Une nouvelle série d'études publiées dans The Lancet par 43 experts internationaux, dont plusieurs chercheurs français, soulève de graves inquiétudes concernant les impacts des aliments ultra-transformés sur la santé publique. Ces spécialités alimentaires, qui représentent environ 35 % des apports caloriques en France et jusqu'à 60 % aux États-Unis, contiennent des additifs et ont subi des transformations complexes.
Impact alarmant sur la santé
Les résultats d'une revue systématique compilant 104 études à long terme montrent que 92 d’entre elles indiquent un lien entre la consommation élevée d’aliments ultra-transformés et une incidence accrue de maladies chroniques. Parmi celles-ci, les études soulignent des associations fortes avec l'obésité, le diabète de type 2, les maladies cardiovasculaires, la dépression et même une mortalité prématurée.
Conception séduisante mais dangereuse
Les chercheurs tels que Mathilde Touvier, directrice de recherche à l'Inserm, mettent en avant que la formulation de ces aliments appelle à la surconsommation. Riche en sucre, sel et additifs, leur attrait gustatif et visuel est intentionnellement accentué. De plus, un nombre croissant d'études, y compris celles de la scientifique américaine Ashley Gerhard, suggèrent un potentiel addictif de ces produits, comparable à celui observé pour l'alcool et le tabac.

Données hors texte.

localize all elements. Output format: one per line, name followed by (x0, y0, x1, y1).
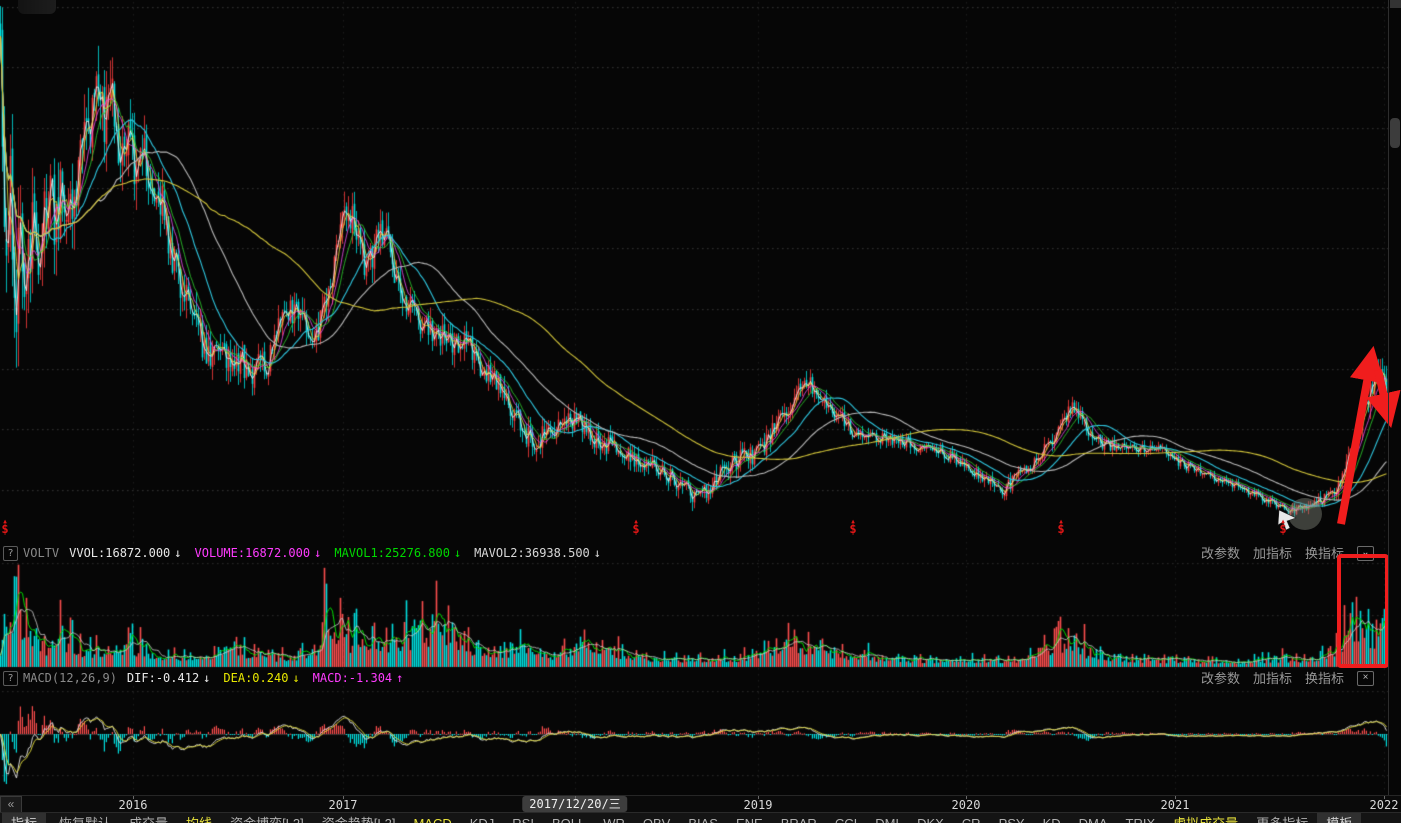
dividend-marker: ▲ $ (846, 519, 860, 536)
toolbar-item-WR[interactable]: WR (594, 813, 634, 823)
toolbar-item-RSI[interactable]: RSI (503, 813, 543, 823)
toolbar-item-更多指标[interactable]: 更多指标 (1247, 813, 1317, 823)
toolbar-item-CR[interactable]: CR (953, 813, 990, 823)
kline-chart-canvas[interactable] (0, 0, 1401, 823)
dollar-symbol: $ (632, 522, 640, 536)
toolbar-item-指标[interactable]: 指标 (2, 813, 47, 823)
right-panel-divider (1388, 0, 1389, 795)
dividend-marker: ▲ $ (1276, 519, 1290, 536)
toolbar-item-PSY[interactable]: PSY (990, 813, 1034, 823)
change-params-button[interactable]: 改参数 (1201, 545, 1240, 562)
toolbar-item-DKX[interactable]: DKX (908, 813, 953, 823)
toolbar-item-BOLL[interactable]: BOLL (543, 813, 594, 823)
change-params-button[interactable]: 改参数 (1201, 670, 1240, 687)
help-icon[interactable]: ? (3, 546, 18, 561)
toolbar-item-模板[interactable]: 模板 (1317, 813, 1362, 823)
close-icon[interactable]: × (1357, 671, 1374, 686)
indicator-name: MACD(12,26,9) (23, 671, 117, 685)
toolbar-item-DMI[interactable]: DMI (866, 813, 908, 823)
toolbar-item-CCI[interactable]: CCI (826, 813, 866, 823)
time-axis-tick (575, 796, 576, 799)
indicator-toolbar: 指标恢复默认成交量均线资金博弈[L2]资金趋势[L2]MACDKDJRSIBOL… (0, 812, 1401, 823)
scrollbar-thumb[interactable] (1390, 118, 1400, 148)
toolbar-item-资金博弈[L2][interactable]: 资金博弈[L2] (221, 813, 313, 823)
trend-arrow-icon: ↓ (174, 546, 182, 560)
indicator-value: MAVOL2:36938.500 (474, 546, 590, 560)
toolbar-item-BRAR[interactable]: BRAR (772, 813, 826, 823)
add-indicator-button[interactable]: 加指标 (1253, 545, 1292, 562)
indicator-value: VVOL:16872.000 (69, 546, 171, 560)
indicator-values: VVOL:16872.000 ↓ VOLUME:16872.000 ↓ MAVOL1:2… (69, 545, 614, 562)
indicator-value: MAVOL1:25276.800 (334, 546, 450, 560)
trend-arrow-icon: ↓ (203, 671, 211, 685)
scrollbar-corner (1390, 0, 1401, 8)
year-label: 2022 (1369, 798, 1399, 812)
trend-arrow-icon: ↓ (593, 546, 601, 560)
dollar-symbol: $ (1057, 522, 1065, 536)
toolbar-item-虚拟成交量[interactable]: 虚拟成交量 (1164, 813, 1247, 823)
year-label: 2016 (118, 798, 148, 812)
toolbar-item-均线[interactable]: 均线 (177, 813, 221, 823)
dividend-marker: ▲ $ (0, 519, 12, 536)
trend-arrow-icon: ↓ (314, 546, 322, 560)
toolbar-item-BIAS[interactable]: BIAS (679, 813, 727, 823)
year-label: 2017 (328, 798, 358, 812)
dividend-marker: ▲ $ (1054, 519, 1068, 536)
year-label: 2020 (951, 798, 981, 812)
dollar-symbol: $ (1, 522, 9, 536)
toolbar-item-OBV[interactable]: OBV (634, 813, 679, 823)
toolbar-item-资金趋势[L2][interactable]: 资金趋势[L2] (313, 813, 405, 823)
toolbar-item-KDJ[interactable]: KDJ (461, 813, 504, 823)
indicator-name: VOLTV (23, 546, 60, 560)
trend-arrow-icon: ↓ (292, 671, 300, 685)
add-indicator-button[interactable]: 加指标 (1253, 670, 1292, 687)
tooltip-remnant (18, 0, 56, 14)
toolbar-item-恢复默认[interactable]: 恢复默认 (50, 813, 120, 823)
trend-arrow-icon: ↓ (453, 546, 462, 560)
dollar-symbol: $ (1279, 522, 1287, 536)
switch-indicator-button[interactable]: 换指标 (1305, 670, 1344, 687)
indicator-value: DIF:-0.412 (126, 671, 200, 685)
toolbar-item-成交量[interactable]: 成交量 (120, 813, 177, 823)
toolbar-item-DMA[interactable]: DMA (1070, 813, 1117, 823)
trend-arrow-icon: ↑ (396, 671, 404, 685)
toolbar-item-ENE[interactable]: ENE (727, 813, 772, 823)
indicator-values: DIF:-0.412 ↓ DEA:0.240 ↓ MACD:-1.304 ↑ (127, 670, 416, 687)
time-axis[interactable]: « 2017/12/20/三 2016 2017 2019 2020 2021 2022 (0, 795, 1401, 814)
year-label: 2021 (1160, 798, 1190, 812)
toolbar-item-KD[interactable]: KD (1034, 813, 1070, 823)
toolbar-item-TRIX[interactable]: TRIX (1117, 813, 1165, 823)
dividend-marker: ▲ $ (629, 519, 643, 536)
toolbar-item-MACD[interactable]: MACD (404, 813, 460, 823)
indicator-value: MACD:-1.304 (312, 671, 393, 685)
help-icon[interactable]: ? (3, 671, 18, 686)
year-label: 2019 (743, 798, 773, 812)
indicator-value: DEA:0.240 (223, 671, 289, 685)
switch-indicator-button[interactable]: 换指标 (1305, 545, 1344, 562)
stock-chart-window: ? VOLTV VVOL:16872.000 ↓ VOLUME:16872.000 ↓… (0, 0, 1401, 823)
volume-indicator-header: ? VOLTV VVOL:16872.000 ↓ VOLUME:16872.000 ↓… (0, 545, 1388, 562)
dollar-symbol: $ (849, 522, 857, 536)
macd-indicator-header: ? MACD(12,26,9) DIF:-0.412 ↓ DEA:0.240 ↓ MAC… (0, 670, 1388, 687)
indicator-value: VOLUME:16872.000 (194, 546, 311, 560)
collapse-icon[interactable]: ⌄ (1357, 546, 1374, 561)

Vers des réformes nécessaires
Face à cette situation préoccupante, les experts proposent une série de mesures pour transformer le système alimentaire. Parmi les recommandations figurent : un étiquetage clair, l'interdiction des aliments ultra-transformés dans les écoles et institutions publiques, des restrictions sur la publicité, ainsi qu'une réduction de leur présence dans les rayons de supermarché. De plus, des efforts doivent être entrepris pour diminuer les conflits d'intérêts en matière de recherche et de marketing. Les chercheurs soulignent que des stratégies d’évitement des réglementations, similaires à celles observées dans l'industrie du tabac, sont également à craindre.
Pour la chercheuse Melissa Mialon, il est crucial d'adopter une approche mondiale et coordonnée afin de construire des systèmes alimentaires qui privilégient la santé et le bien-être des populations.